Malta will see the highest rise in pension generosity across the EU, and is on its path to become the second most pension-generous Member State. This defies the current trend across Europe, as the European Commission projects a 9% decline in the generosity of pensions by 2070.
Every two years the European Commission publishes a comprehensive report on the future of public pension systems, known as the Ageing Report. The latest edition of this report makes for very interesting reading. The projections made suggest that compared with previous results, there was a “downward pull on pension spending” across the EU. This was due to a range of reforms that reduced pension generosity, with the European Commission cautioning that “such adjustments could affect pension adequacy, defined as the extent to which pension benefits suffice to ensure retirees a decent living standard and protect them from poverty”.
To quantify this effect, the Commission calculates the replacement rate, which “expresses the average new pension as a share of the average gross wage at retirement”. Its study indicates that on average in the EU there will be a projected decline in the generosity of pensions equal to 9%. While pre-pandemic, the average pension amounted to 46.2% of the average gross wage at retirement, by 2070 this will go down to 37.5%. This means that relatively speaking, pensions will become 20% less generous over the next decades.
The study shows that Malta will buck the trend. Instead of seeing a 9-percentage point decline in the replacement rate, in our country this will increase by 9 percentage points. Thus, while at present Malta’s pension generosity, at 48.4%, is just above the average EU value, at 46.2%, by 2070 Malta’s pension generosity will become the second highest in the EU, just below Luxembourg. Instead of becoming 20% less generous as in the rest of the EU, in Malta pensions will become relatively speaking nearly 20% higher.

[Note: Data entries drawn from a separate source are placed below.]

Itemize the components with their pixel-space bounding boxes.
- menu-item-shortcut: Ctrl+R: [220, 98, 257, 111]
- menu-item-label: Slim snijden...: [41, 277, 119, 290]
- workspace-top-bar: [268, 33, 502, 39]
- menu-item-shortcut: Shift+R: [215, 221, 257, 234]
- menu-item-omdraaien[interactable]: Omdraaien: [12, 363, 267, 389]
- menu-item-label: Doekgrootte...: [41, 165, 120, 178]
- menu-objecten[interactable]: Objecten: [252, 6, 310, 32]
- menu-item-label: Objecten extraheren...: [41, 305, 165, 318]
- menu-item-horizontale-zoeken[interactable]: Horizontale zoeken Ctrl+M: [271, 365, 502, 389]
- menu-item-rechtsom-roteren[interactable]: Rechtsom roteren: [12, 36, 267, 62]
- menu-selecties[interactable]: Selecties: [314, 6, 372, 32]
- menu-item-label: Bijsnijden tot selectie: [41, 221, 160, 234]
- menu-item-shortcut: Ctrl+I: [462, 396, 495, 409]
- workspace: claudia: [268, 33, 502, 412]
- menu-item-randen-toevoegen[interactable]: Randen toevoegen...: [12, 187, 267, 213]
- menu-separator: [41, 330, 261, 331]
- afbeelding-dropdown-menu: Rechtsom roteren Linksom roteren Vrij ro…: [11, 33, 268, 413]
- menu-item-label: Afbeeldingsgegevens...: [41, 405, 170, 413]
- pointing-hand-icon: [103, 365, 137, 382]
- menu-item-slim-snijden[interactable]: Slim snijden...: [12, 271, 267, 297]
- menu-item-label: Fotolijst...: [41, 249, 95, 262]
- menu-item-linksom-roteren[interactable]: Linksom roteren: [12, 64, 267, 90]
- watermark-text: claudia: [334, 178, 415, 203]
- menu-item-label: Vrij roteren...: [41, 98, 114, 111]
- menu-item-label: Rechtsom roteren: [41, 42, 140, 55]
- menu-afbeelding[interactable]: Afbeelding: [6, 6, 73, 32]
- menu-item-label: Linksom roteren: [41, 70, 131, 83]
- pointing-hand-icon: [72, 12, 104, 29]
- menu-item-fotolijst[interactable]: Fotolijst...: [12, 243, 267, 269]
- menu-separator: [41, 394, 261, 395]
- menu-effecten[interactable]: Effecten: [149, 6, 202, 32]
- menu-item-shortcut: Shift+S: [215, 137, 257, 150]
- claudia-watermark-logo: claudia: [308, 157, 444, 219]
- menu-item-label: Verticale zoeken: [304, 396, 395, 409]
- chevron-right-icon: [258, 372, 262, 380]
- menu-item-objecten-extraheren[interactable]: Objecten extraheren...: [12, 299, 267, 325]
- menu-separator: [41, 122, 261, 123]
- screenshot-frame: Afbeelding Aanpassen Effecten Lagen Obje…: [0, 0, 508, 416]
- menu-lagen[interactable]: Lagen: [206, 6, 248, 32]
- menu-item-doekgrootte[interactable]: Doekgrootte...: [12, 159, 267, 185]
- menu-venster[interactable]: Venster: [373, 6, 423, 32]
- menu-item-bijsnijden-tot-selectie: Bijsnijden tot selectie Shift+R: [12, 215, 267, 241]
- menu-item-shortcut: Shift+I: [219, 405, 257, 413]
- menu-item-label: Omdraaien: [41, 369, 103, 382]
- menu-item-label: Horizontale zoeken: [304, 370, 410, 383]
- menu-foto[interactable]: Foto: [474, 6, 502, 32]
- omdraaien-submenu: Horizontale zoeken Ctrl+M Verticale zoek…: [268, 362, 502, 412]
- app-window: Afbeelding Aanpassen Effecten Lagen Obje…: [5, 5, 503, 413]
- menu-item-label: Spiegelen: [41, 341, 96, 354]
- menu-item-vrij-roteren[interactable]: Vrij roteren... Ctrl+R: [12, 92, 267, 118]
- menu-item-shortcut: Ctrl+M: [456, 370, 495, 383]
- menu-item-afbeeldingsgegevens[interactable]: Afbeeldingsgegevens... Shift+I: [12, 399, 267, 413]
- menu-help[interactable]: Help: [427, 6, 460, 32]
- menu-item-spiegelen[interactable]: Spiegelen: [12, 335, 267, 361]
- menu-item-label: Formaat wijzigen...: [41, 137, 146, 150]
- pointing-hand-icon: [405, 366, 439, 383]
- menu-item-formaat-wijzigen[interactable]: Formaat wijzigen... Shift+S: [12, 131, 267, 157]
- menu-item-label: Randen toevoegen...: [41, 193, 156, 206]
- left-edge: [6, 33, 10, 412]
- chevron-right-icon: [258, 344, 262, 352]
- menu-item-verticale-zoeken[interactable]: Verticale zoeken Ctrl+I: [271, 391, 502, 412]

Leading economists speaking to TheJournal.mt say that this result is testament to recent moves by the Maltese Government to end the real freeze on pensions. “By raising pensions well above the rise in inflation and putting in place measures to raise generosity such as better contribution credits for those dropping from labour to care for children or to further their education, the Maltese Government has done the exact opposite of other European Governments which have instead lowered pension generosity.”
The generosity of the French scheme is set to fall by over a third of its current value, while the Spanish scheme is projected to fall by nearly half. The Italian and Greek pension schemes will become a quarter less generous than they are now.
The 2012 Ageing Report had projected that over 50 years, Malta’s pension spending would rise by 5.5% of GDP. This despite the fact that in the report Malta’s pension generosity was forecast to decline by 8 percentage points.
By contrast, despite that in the latest report Malta’s pension generosity is projected to increase by 9 percentage points, the expected rise in pension spending over 50 years is 3.8% of GDP. The key reason for this paradox is that projections of Malta’s long-term economic growth have shot up, particularly because of the spike in the labour participation rate observed in recent years.
Government’s success in raising economic potential has not just allowed pensions to become more generous but has also made them more financially sustainable.